Some of these monsters were born like this: a severely cleft palate with a face that looked like it had been split in half by an axe. He could barely eat or drink, spit in the pool on the child's clothes, his tongue lazily opened around his mouth, clumsy and exposed.

Others are naturally "normal", but their bodies will slowly turn them into monsters, because the tumors surround their torso or limbs, making their legs swollen like soaked wood, and their eyes are tight, almost burst.

Other times, monsters are man-made: people whose noses are cut off in battle, either as punishment or revenge, evolve into a big tear in the center of their faces; women’s skirts catch on fire and become a fire that the owner cannot escape. Dui, the skin on their faces turned into melted wax, and their mouths were permanently frozen in the screams.

monster. This is their name, this is how they are treated. For such tortured people, death is often seen as a blessing.

However, in Paris, the surgeon has a solution. They call it les Operations plastiques.

Is it a lie? Mütter wanted to know when he first heard about it. Is this a trick? Will these unfortunate people appear like juggling? Do the doctors in the audience want to learn or be dumbfounded? What can surgeons do to help these desperate cases?

In the first class, Mütter began to understand the difference between conventional surgery and les opérations plastiques.

The patient was often greeted by a gasp of fear and pity, and when the surgeon performed the examination, he stood motionless, fearless. These regrets did not show the anxiety of normal patients; their eyes did not return to the door they entered, and they could escape through this door. Gradually, Mutter understood the reason.

In regular surgical lectures, patients rarely understand their troubles. When the knife pierces the skin for the first time, they will suddenly realize that life without surgery may still be happy. Therefore, running away is the best solution and the choice they want to exercise right away.

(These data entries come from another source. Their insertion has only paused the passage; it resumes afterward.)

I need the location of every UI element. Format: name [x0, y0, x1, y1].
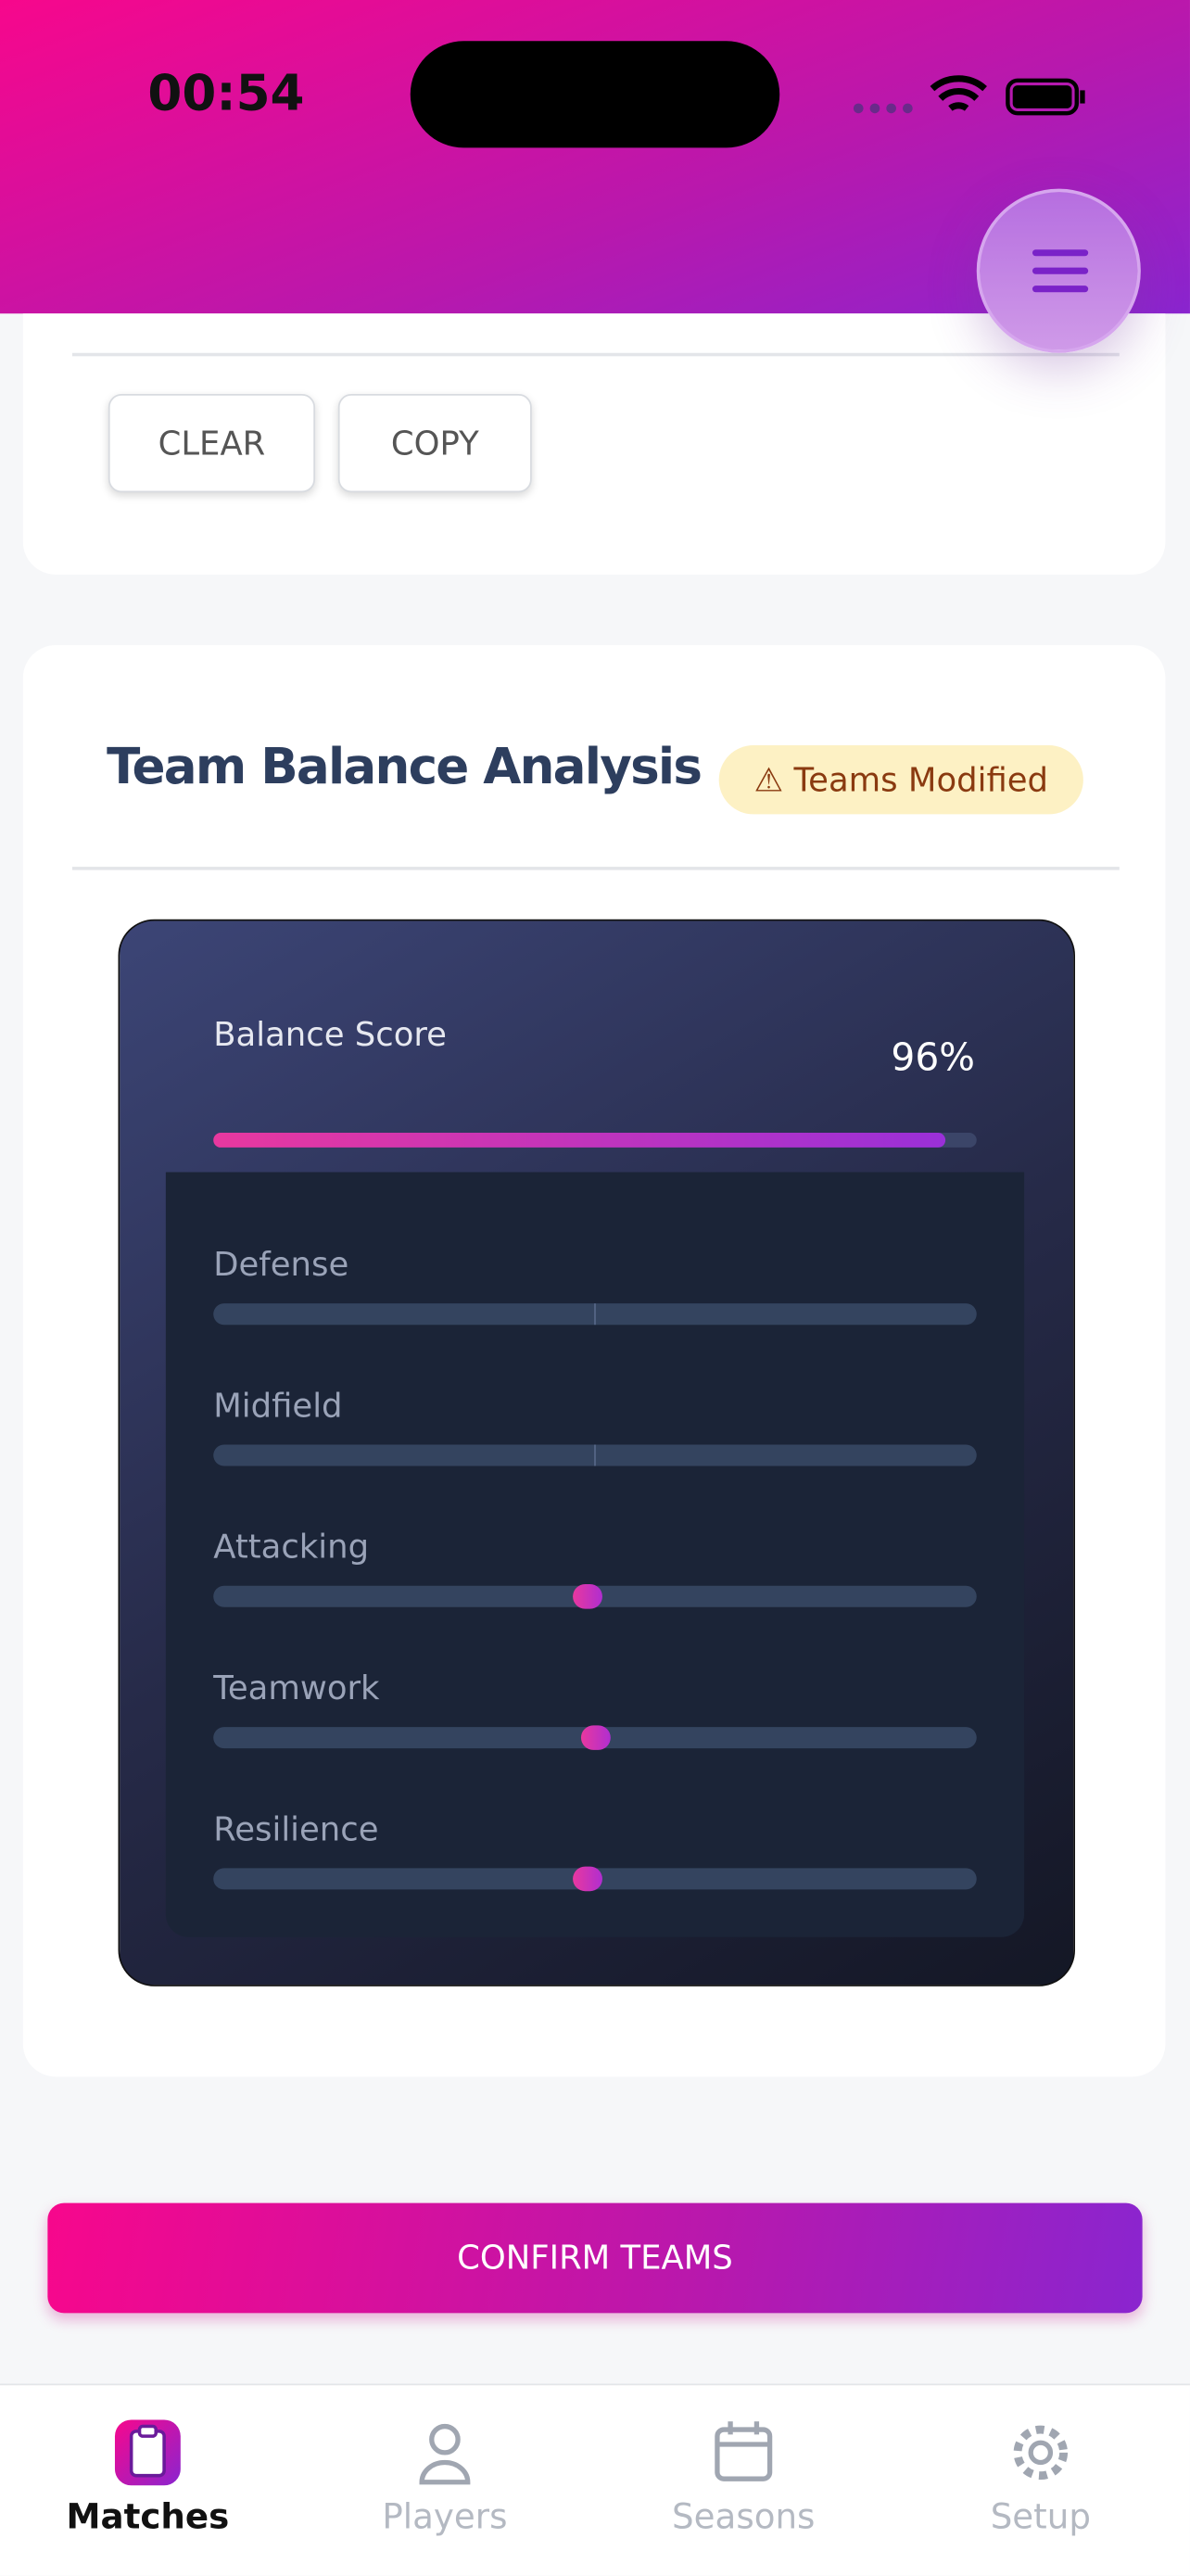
time: 00:54 [147, 65, 305, 123]
nav-item[interactable]: Seasons [672, 2496, 816, 2537]
card-title: Team Balance Analysis [107, 738, 703, 796]
icon [715, 2421, 773, 2481]
dynamic-island [410, 41, 780, 148]
metric-track [213, 1303, 977, 1326]
metric-marker [580, 1725, 611, 1750]
metric-label: Teamwork [213, 1668, 380, 1707]
metric-label: Resilience [213, 1808, 379, 1849]
nav-item[interactable]: Players [382, 2496, 508, 2537]
score-track [213, 1132, 977, 1148]
metrics-panel: Defense Midfield Attacking Teamwork Resilien… [165, 1172, 1025, 1937]
nav-icon [1001, 2413, 1080, 2492]
icon [114, 2419, 181, 2486]
status-icons [853, 75, 1085, 116]
bottom-nav: Matches Players Seasons Setup [0, 2383, 1190, 2576]
confirm-button[interactable]: CONFIRM TEAMS [47, 2202, 1143, 2314]
badge-text: Teams Modified [793, 759, 1049, 800]
nav-item[interactable]: Setup [990, 2496, 1091, 2537]
metric-label: Midfield [213, 1385, 343, 1426]
metric-track [213, 1584, 977, 1609]
center-line [594, 1303, 596, 1326]
nav-icon [405, 2413, 484, 2492]
badge: ⚠ Teams Modified [718, 745, 1083, 815]
metric-track [213, 1725, 977, 1750]
metric-marker [573, 1866, 603, 1892]
nav-icon [704, 2413, 783, 2492]
menu-icon [1032, 249, 1089, 293]
metric-marker [573, 1584, 603, 1609]
divider [71, 352, 1120, 357]
icon [1013, 2425, 1069, 2481]
metric-label: Attacking [213, 1527, 370, 1567]
clear-button[interactable]: CLEAR [108, 394, 316, 493]
divider [71, 867, 1120, 870]
nav-icon [108, 2413, 187, 2492]
nav-item[interactable]: Matches [66, 2496, 230, 2537]
metric-track [213, 1444, 977, 1466]
metric-track [213, 1866, 977, 1892]
score-value: 96% [891, 1037, 975, 1081]
menu-button[interactable] [976, 188, 1141, 353]
icon [419, 2423, 471, 2485]
metric-label: Defense [213, 1244, 349, 1284]
copy-button[interactable]: COPY [337, 394, 532, 493]
center-line [594, 1444, 596, 1466]
score-bar [213, 1132, 946, 1148]
score-label: Balance Score [213, 1014, 447, 1054]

However, patients of les opérations plastiques often know their lives too much: a monster. This is inevitable. They all covered their faces when they walked down the street. They hid in the back room and left when someone knocked on the door. They cried when they saw the children. They understand the half of their life they are destined to live, and their uncontrollable jealousy of others—the whole person does not realize how lucky they are to wear the human label.

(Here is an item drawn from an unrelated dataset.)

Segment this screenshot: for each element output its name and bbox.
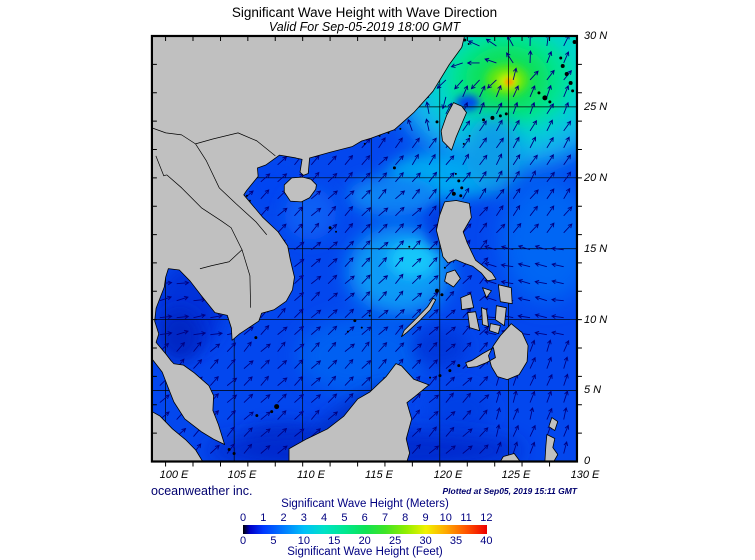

It is not uncommon for these patients to enter the operating room to prepare for death. Death is an opportunity for them to be willing to take risks, and it can bring a certain degree of calm and normalcy to their broken faces or painful bodies. In order to save their lives, surgery is not physically necessary. Instead, they do this so that patients can lead a better, normal life. This is the promise of les opérations plastiques.

Plastique is a French adjective that translates as "easy to shape or shape". This is the hope of this operation: mainly use materials from the patient's own body, such as tissue, skin or bone, to reconstruct or repair certain parts of the body.

Of course, surgery is not always successful-if the patient's problem is so easy to solve, it can be corrected by a smaller doctor a few years ago. But other times-these are the moments when the audience is waiting, the moments that make Mutter's hair stand up-the end result is nothing short of a miracle.